By Jamie Brotherton
Once dubbed the Northern Queen of Soul, Gloria Jones is a standout artist. This magnetic performer with a dynamic voice has maintained a steady career spanning more than 40 years in gospel, Northern Soul, R&B and pop.
Jones also originated the song, “Tainted Love” in 1964, which the synth duo Soft Cell later covered in 1982 — and whose version zoomed up various Billboard charts both in 1982 and 1999.
Jones was one of the first female writers and producers for Motown, alongside Pam Sawyer. She wrote and produced for acts including the Jackson 5, The Supremes and The Commodores. “If I Were Your Woman,” the song Jones wrote for Gladys Knight & the Pips, was nominated for a Grammy in 1971.
Jones also enjoyed an association with the iconic Marc Bolan and his hit band, T. Rex (1973-1977), in which she sang backup vocals and collaborated with Bolan on numerous recordings. Offstage, Jones and Bolan fell in love, and she became the mother of his Bolan’s only child.
Today, Jones remains a force in the music industry. She has served as musical supervisor for films and re-released her 1973 album “Share My Love” in 2009. She currently is building the Marc Bolan School of Music and Film in Sierra Leone, Africa, with their son, artist Rolan Bolan.
How did you begin your music career?
Gloria Jones: I grew up in Cincinnati, Ohio, for the first seven years, and my Uncle Bob was my baby sitter and a beautiful jazz musician; he used to rehearse in my father’s church. When I was a little girl, he was practicing on his saxophone, and I started playing on the chair as if it were a piano.
Then at the age of 4, my dad asked if I would sing a solo at church. They thought it was just going to be like a little child getting up there; instead it was really emotional, very similar to that of Michael Jackson, having that natural ability.
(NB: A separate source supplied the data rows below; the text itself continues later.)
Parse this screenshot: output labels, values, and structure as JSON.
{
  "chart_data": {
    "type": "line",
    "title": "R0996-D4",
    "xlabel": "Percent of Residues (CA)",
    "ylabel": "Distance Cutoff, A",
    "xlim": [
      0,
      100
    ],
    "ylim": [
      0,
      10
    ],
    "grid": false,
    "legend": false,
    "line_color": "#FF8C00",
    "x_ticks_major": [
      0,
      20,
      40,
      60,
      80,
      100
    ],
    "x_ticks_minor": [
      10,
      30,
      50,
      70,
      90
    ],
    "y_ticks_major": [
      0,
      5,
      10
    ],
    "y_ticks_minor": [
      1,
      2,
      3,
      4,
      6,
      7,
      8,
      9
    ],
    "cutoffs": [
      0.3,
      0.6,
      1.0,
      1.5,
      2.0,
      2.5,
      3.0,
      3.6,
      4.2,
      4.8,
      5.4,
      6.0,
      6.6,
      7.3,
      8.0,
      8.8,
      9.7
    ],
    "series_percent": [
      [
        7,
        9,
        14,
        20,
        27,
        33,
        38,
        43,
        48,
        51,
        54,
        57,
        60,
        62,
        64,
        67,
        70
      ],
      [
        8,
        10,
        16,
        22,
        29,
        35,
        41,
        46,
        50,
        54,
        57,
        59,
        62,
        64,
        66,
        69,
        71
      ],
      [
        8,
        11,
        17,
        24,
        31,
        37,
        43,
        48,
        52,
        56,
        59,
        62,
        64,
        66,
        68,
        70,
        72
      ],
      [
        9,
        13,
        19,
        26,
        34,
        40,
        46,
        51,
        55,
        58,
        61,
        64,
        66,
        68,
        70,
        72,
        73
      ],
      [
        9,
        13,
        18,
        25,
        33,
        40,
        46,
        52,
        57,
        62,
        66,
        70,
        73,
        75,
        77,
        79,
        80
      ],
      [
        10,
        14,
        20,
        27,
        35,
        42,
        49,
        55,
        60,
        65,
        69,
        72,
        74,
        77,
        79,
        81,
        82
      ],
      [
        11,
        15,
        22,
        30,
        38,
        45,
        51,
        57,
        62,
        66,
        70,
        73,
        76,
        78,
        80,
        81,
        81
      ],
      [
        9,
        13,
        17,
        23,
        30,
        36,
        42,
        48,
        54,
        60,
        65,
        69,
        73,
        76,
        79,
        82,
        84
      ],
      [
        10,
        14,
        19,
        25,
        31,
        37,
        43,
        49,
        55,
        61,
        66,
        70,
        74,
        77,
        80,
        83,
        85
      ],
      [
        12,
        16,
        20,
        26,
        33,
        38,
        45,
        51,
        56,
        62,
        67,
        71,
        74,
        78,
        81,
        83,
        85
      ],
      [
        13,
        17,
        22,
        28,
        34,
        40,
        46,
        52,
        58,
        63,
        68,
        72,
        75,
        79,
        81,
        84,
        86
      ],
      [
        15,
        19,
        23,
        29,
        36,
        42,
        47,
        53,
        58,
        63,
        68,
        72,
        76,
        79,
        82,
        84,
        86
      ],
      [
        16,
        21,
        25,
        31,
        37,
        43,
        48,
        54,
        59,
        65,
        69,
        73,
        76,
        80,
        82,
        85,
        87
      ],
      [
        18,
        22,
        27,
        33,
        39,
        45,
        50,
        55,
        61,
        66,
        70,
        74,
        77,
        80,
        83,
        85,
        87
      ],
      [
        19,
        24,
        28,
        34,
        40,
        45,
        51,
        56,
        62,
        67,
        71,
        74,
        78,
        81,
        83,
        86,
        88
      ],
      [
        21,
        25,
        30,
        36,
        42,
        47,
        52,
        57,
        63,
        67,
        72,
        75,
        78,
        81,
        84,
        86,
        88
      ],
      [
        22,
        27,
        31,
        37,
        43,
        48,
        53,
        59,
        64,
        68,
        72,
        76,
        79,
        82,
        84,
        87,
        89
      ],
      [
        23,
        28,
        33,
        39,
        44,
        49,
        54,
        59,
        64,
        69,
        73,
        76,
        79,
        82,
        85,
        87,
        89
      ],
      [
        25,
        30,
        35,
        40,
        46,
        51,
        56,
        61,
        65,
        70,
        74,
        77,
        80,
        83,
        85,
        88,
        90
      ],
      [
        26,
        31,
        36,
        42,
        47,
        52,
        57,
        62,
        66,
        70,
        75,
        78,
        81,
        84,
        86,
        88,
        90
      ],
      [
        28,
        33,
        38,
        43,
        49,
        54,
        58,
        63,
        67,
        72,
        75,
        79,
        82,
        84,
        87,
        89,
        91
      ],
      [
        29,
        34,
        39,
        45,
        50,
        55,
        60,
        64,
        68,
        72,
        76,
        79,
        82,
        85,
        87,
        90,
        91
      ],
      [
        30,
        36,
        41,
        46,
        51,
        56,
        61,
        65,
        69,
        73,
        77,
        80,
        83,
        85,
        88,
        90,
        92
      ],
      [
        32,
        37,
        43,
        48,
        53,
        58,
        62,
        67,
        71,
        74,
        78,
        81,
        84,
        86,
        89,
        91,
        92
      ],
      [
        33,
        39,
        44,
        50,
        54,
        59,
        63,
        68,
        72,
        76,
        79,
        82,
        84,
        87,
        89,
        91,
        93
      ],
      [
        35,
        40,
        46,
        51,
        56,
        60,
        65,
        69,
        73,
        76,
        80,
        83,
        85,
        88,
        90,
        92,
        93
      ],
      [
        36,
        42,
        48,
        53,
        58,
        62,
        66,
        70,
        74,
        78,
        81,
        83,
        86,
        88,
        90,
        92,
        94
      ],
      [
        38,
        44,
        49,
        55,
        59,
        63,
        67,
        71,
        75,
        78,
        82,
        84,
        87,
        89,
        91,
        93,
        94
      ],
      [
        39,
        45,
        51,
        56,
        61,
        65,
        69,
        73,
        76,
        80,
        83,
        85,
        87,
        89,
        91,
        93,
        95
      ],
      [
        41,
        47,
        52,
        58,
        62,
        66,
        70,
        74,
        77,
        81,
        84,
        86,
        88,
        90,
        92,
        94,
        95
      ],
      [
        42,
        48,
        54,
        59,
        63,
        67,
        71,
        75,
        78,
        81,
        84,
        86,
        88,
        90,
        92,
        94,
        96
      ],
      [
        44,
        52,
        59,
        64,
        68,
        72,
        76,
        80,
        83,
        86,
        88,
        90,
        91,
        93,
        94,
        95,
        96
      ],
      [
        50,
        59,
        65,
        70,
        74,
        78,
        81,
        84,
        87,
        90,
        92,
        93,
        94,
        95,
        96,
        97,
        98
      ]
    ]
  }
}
I never knew this until my uncle shared this with me a few years ago.
At age 14, I was with a gospel group for four years, The Cogic Singers, that I formed with Frankie Karhl and Billy Preston. I remember when Billy returned from the Little Richard tour in Germany and had met The Beatles, who were going under another name at the time. He kept talking about this group and said, ‘They are going to be so big.’
To be honest, we were humble, churchgoing, gospel-singing kids. Our life was going to gospel programs, buying a hamburger and having a malt. That was really the sincerity that we took with us in the record industry.
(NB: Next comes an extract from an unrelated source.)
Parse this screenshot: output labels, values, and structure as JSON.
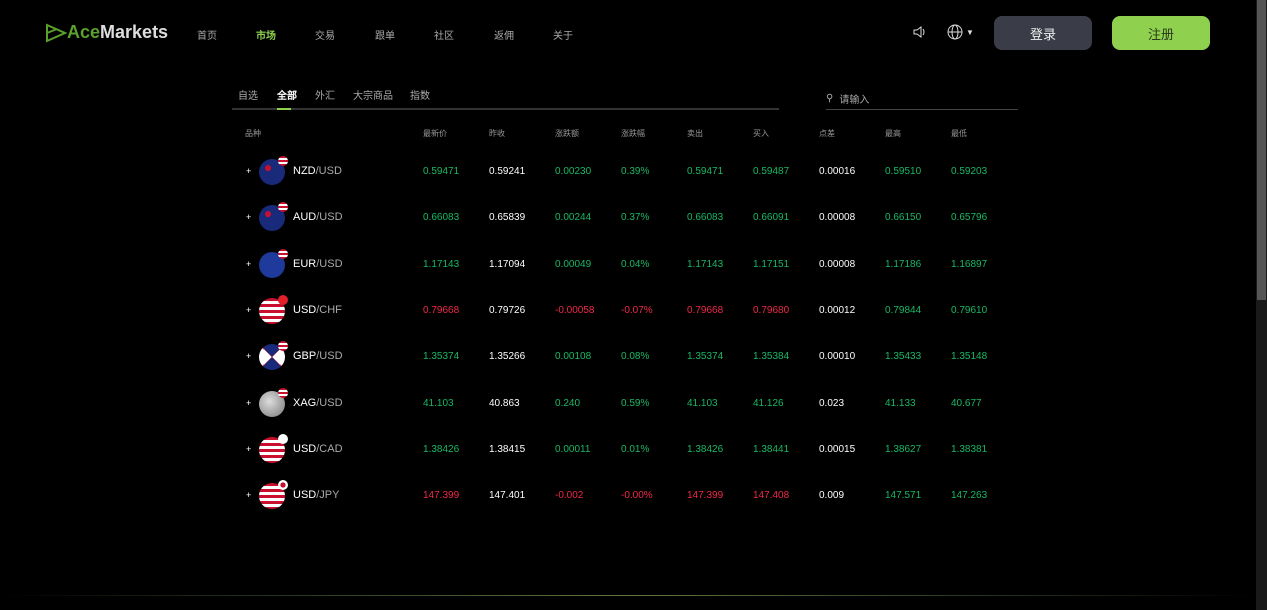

How did you begin your association with Motown?
Jones: Hal Davis discovered us at the church. I would say he was the original sound for Michael Jackson, by teaching him how to present the song with the inflections; he really helped him to become a recording artist. Brenda Holloway, her sister and I started doing background sessions, and we had a really unique sound that was sort of crossing over into the rock world; it brought attention to Hal Davis, and he introduced me to Ed Cobb.
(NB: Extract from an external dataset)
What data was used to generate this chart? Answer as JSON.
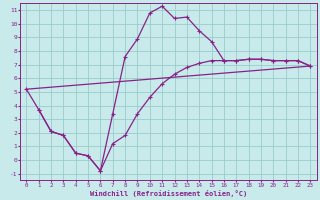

I thought I was signing with Motown, but they really weren’t into that hard Gospel sound; it was more The Supremes. Even though I was with Cobb, I was still doing background work for Motown, and then I began writing with Pam Sawyer. That is how I was able to get the contract to become a songwriter and producer for Motown.
What was your experience at Motown and to work with luminaries as Berry Gordy and The Jacksons, etc.?
Jones: When we were writing at Motown, it was about the best man winning, and Mr. Gordy would say, “The song that you wrote — is someone going to buy a sandwich or are they going to buy your record?” He wanted you to hit the top. I have to tell you, to have been able to be under such a wonderful person, someone who actually saw my gifts as a songwriter and who gave me the opportunity and chance, because here I am, a young girl at 21, 22 years old, and you’re on the elevator and you’re hearing your music on Muzak — where else would that happen? Mr. Gordy is the kindest, most humble and creative person. He loves the art, and he enjoyed young people. He wasn’t that much older than us, but he enjoyed young people and he loved seeing us create and work at the piano. He is a true artist himself.
Motown was just a wonderful atmosphere. When I look back on it, we were all young. Michael Jackson was only 11, but he was telling everyone he was 8. I admired Mr. and Mrs. Jackson so much, because they trusted us and let us come into their home to work with their sons, who are talented musicians.
When Michael recorded “2-4-6-8” he had those beautiful, big eyes that he gave to the world, but he was just a little boy out there playing in the hallway. We were going over the lyrics with him, but he just couldn’t wait to play. Since Pam and I were both young mothers, we knew how to balance, and he had fun with us. We were like, ‘OK, Michael, just give us three more lines, and then after that, you can go and run, do whatever you want to do.’
We would go to their house to present our songs, and Michael was so mischievous. He loved to tease Pam, and she used to tell me, ‘Michael is so cheeky.’ We really had fun and appreciated the whole family.